Chris Jones, the chamber's vice chairman, joined chamber president Heather Miller in a political action committee called Citizens to Re-Elect Mayor Greenwood.
But Jones said his signature was not necessarily given as an endorsement of mayor Kenneth J. Greenwood's campaign for re-election.
Miller has been criticized for her role in Greenwood's campaign, given her status as a part-time city employee. She says she is campaigning for the mayor as a resident, on her own time and without city resources, and has not used her position in any way.
Jones said he has not worked on Greenwood's campaign in any way, even though he is listed as one of the PAC's members, He added that he would have joined a PAC started by the other candidates if asked to do so.
"I encourage political activity," Jones said. "If people are going to form a group to drive people to the polls and raise the issues, I'll sign off on it."

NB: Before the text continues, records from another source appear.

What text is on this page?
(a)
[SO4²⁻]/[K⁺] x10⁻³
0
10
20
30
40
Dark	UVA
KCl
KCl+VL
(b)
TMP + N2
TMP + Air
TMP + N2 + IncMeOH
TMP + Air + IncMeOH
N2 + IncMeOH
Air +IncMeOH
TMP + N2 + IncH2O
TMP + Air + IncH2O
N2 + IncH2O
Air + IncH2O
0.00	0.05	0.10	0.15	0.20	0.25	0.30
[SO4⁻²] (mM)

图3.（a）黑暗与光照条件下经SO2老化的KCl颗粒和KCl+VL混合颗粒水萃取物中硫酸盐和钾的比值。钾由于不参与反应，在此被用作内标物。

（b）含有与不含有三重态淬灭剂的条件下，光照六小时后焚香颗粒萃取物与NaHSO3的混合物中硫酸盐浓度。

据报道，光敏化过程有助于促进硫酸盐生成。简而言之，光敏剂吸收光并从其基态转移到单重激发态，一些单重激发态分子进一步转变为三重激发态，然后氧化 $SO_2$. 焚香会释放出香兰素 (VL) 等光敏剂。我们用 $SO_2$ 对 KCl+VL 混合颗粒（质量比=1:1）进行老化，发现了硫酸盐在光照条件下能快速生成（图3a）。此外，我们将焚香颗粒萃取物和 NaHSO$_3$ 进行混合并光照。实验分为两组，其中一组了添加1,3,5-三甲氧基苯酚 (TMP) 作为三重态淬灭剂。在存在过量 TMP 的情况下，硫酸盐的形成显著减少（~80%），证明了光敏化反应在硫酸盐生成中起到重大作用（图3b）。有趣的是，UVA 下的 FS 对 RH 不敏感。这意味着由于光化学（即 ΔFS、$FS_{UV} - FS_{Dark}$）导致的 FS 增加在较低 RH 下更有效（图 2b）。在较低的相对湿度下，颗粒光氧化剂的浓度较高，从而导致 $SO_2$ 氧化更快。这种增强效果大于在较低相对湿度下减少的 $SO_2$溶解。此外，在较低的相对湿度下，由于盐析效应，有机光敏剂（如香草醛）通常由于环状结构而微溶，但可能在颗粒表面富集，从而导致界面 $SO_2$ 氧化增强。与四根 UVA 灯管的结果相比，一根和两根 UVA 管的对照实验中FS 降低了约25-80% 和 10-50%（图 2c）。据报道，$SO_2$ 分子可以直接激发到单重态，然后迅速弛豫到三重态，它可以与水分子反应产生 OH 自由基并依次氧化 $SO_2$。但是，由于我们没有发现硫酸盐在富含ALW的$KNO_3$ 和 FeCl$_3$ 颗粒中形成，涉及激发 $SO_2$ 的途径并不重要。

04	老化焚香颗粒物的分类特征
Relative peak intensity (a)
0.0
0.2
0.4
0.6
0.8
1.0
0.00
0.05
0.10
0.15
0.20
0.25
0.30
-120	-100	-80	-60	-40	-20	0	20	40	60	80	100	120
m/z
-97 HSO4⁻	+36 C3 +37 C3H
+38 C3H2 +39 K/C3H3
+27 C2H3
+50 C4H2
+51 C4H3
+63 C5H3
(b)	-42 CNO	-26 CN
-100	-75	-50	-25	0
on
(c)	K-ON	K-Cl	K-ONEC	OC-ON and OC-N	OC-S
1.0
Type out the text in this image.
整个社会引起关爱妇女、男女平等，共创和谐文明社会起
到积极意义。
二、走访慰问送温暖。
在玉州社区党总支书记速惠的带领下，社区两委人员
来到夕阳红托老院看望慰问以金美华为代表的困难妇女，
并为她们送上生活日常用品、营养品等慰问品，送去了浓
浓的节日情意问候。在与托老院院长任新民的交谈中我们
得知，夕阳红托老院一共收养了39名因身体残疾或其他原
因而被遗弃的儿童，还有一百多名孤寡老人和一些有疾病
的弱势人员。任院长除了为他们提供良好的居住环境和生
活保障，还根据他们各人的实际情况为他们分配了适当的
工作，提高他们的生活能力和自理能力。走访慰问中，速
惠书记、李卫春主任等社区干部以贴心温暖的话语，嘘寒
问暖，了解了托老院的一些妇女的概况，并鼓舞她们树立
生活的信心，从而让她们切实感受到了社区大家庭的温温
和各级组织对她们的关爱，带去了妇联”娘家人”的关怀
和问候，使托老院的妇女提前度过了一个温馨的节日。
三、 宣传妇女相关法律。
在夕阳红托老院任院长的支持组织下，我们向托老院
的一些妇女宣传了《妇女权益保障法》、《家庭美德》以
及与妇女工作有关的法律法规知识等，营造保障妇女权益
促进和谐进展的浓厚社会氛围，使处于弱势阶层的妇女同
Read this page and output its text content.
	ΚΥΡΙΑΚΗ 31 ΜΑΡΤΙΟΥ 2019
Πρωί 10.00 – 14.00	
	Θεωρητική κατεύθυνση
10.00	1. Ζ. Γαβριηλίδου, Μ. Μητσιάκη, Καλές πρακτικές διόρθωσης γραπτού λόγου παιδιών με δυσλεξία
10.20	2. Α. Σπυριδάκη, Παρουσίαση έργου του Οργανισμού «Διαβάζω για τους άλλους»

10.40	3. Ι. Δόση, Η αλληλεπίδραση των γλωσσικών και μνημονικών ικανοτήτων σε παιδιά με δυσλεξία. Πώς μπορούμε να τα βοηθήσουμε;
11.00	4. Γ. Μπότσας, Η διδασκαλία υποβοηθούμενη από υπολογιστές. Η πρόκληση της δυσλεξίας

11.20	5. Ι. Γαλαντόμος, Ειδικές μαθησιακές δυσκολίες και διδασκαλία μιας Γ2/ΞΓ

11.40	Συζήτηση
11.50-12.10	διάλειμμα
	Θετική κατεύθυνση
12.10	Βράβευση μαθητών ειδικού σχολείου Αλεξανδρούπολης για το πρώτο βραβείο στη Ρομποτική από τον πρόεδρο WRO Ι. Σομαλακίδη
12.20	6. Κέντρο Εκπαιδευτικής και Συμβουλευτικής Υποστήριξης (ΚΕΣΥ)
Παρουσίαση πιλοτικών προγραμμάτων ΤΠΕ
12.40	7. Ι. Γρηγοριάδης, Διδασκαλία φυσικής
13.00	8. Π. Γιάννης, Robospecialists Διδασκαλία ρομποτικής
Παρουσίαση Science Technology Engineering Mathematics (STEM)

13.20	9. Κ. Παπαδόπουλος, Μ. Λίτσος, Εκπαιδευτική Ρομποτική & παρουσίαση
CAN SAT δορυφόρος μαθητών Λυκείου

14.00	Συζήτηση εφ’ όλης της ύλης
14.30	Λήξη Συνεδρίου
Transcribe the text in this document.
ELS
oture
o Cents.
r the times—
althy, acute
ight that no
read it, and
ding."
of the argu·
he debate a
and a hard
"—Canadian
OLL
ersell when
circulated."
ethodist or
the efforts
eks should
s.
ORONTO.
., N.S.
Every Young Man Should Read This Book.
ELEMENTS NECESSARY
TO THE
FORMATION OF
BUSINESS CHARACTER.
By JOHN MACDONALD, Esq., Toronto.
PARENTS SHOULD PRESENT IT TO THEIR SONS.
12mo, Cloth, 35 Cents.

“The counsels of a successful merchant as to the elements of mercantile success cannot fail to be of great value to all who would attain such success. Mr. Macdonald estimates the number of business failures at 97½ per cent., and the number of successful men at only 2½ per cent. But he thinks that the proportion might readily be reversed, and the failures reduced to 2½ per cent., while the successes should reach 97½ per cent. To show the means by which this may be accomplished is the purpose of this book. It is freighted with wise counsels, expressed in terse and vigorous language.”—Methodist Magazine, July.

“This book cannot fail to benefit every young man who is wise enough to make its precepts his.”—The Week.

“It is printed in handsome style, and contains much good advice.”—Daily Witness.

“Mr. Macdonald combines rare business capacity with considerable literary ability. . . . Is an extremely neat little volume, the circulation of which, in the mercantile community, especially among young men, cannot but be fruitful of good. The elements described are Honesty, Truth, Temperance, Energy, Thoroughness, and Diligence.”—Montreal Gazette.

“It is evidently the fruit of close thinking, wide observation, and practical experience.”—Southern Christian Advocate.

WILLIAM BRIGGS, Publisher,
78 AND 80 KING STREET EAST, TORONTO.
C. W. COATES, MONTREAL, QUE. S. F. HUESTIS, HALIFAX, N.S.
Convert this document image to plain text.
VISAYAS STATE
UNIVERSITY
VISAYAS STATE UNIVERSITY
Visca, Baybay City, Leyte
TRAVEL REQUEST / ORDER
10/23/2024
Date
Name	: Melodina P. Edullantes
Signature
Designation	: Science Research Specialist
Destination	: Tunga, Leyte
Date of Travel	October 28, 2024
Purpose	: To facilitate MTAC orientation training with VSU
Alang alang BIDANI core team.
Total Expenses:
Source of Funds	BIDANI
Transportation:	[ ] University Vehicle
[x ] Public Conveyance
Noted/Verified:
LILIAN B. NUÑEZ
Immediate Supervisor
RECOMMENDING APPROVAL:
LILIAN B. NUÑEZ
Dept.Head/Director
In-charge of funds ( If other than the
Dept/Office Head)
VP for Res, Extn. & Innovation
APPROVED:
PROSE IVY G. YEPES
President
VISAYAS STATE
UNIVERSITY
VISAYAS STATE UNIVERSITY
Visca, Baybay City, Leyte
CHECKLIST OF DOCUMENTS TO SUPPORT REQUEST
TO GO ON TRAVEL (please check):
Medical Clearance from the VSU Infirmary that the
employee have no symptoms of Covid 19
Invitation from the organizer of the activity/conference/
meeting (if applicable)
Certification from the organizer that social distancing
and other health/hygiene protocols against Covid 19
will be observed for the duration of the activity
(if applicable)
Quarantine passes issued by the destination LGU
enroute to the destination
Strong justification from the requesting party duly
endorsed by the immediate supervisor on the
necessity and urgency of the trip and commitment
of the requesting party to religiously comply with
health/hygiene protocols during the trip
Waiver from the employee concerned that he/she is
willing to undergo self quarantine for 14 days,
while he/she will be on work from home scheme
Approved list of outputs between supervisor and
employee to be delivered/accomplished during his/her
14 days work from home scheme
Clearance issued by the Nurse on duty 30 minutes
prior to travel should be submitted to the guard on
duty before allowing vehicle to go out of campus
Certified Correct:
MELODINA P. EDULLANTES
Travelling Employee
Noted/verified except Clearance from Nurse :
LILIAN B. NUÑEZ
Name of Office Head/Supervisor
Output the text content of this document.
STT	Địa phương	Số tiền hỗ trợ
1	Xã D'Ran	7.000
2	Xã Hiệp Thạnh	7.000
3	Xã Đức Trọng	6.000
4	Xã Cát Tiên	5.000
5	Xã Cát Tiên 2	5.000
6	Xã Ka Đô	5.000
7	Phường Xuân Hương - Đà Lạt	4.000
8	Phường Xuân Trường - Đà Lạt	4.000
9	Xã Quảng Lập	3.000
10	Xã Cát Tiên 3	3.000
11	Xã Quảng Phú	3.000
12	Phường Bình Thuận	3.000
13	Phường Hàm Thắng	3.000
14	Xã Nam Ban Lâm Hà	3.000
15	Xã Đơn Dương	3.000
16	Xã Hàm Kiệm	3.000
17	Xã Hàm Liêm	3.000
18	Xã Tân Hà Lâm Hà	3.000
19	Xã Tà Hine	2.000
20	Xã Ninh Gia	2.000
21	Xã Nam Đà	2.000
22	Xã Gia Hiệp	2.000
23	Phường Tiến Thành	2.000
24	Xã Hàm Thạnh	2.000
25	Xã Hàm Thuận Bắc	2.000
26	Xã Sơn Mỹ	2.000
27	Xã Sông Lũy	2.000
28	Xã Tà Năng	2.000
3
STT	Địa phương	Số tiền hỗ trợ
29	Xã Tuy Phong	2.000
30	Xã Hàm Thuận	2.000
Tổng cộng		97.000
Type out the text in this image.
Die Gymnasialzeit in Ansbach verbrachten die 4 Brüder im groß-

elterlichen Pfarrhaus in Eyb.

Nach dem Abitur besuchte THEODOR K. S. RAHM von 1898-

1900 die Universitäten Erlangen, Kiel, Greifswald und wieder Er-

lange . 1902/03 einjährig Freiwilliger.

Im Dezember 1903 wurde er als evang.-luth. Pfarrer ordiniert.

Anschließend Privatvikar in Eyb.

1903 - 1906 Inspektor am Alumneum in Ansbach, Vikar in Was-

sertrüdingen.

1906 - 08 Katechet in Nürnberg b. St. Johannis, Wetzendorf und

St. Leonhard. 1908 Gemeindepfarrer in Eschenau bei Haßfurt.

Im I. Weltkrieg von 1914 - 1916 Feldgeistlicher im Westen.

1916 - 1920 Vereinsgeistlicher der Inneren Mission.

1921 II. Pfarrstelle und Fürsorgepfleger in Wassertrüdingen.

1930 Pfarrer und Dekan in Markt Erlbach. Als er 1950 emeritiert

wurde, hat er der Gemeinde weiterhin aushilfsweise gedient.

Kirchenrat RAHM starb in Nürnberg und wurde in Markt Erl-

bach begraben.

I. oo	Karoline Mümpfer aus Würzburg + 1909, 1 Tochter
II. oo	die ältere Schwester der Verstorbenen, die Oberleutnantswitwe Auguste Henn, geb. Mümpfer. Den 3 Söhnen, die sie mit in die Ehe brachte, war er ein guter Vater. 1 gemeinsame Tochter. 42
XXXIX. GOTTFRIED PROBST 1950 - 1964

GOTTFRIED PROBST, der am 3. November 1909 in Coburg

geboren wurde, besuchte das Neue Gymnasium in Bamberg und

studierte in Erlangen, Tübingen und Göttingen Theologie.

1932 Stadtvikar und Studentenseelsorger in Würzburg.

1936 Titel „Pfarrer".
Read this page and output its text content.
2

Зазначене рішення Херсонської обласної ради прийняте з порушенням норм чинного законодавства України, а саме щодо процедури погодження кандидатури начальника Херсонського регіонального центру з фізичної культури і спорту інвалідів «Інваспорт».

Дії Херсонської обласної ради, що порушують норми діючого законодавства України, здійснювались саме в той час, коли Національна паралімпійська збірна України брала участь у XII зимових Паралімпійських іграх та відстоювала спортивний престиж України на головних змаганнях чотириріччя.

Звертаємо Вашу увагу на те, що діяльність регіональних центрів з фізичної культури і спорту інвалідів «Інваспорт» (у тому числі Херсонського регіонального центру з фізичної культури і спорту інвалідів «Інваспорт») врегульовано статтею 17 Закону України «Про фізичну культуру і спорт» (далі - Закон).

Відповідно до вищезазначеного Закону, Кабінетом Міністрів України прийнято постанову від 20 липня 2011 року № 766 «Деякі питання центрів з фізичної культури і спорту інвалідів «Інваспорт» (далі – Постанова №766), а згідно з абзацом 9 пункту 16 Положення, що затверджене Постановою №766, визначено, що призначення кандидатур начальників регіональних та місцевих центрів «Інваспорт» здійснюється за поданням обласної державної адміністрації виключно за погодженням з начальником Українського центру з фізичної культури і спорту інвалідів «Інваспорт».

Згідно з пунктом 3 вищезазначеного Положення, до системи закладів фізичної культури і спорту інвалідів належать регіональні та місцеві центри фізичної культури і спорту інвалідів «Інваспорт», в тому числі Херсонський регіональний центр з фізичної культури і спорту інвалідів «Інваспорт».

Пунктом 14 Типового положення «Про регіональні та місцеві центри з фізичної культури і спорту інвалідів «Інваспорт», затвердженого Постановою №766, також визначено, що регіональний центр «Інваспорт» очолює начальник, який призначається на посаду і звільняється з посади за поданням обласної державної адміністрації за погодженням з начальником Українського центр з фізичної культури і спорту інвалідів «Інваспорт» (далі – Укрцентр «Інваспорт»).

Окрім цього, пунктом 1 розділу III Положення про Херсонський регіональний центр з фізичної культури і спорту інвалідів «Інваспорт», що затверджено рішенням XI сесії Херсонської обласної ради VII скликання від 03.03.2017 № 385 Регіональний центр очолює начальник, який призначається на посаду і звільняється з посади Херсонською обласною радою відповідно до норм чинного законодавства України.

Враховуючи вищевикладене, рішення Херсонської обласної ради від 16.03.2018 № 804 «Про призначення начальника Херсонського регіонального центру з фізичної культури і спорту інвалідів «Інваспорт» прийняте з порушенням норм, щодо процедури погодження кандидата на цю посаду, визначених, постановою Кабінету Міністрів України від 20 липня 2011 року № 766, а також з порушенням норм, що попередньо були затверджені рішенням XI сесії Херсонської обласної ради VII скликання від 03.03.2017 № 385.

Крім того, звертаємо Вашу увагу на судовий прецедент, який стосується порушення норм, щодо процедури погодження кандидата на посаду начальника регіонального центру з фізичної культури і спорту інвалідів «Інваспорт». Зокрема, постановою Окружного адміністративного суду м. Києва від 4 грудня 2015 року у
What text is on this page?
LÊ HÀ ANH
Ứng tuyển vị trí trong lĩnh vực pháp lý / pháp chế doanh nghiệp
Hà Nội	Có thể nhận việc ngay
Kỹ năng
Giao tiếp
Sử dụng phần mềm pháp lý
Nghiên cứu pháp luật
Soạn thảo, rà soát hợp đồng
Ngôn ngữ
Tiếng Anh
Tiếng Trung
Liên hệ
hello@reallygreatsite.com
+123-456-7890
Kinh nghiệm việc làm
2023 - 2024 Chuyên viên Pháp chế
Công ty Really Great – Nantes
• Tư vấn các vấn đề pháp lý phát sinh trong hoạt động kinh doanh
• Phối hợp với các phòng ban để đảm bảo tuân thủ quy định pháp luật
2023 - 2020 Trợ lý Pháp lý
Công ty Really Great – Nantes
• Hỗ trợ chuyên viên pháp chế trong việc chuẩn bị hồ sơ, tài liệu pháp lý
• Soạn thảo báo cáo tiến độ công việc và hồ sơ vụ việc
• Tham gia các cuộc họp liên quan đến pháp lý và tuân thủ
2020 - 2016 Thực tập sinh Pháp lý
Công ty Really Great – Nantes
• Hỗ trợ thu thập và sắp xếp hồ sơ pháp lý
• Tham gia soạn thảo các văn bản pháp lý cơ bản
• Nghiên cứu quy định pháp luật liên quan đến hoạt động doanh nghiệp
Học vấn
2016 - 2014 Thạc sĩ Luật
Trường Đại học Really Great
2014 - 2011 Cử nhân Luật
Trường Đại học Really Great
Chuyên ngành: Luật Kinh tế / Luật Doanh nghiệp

Jones denied allegations that as the moderator of a chamber-sponsored Meet the Candidates night he edited questions to give incumbents an advantage.
Supporters of Howard Johnson, Greenwood's opponent in Tuesday's election, say Jones omitted the second half of a question they submitted, which asked candidates why some campaign signs are illegally posted in the city.
Jones only read the first part of the question, which asked candidates if they believed in the rule of law.
Jones said the reason he didn't ask it was because of time concerns, not political ones. The question did not say it was for incumbents, and Jones said he did not know that some residents had accused incumbents of illegally posting signs.
"At that point, we were 35 minutes into the debate and already two minutes over (time)," he said. "With those multi-part questions, you don't have any idea how long it's going to take to get through them."
He also did not see the value of asking the question, even if some of the candidates were guilty of the accusation. "The second part of that question is more polemic," he said. "I mean, what do you expect them to say?"
Jones said he has moderated debates across the nation and his goal was to provide a fair and equal forum.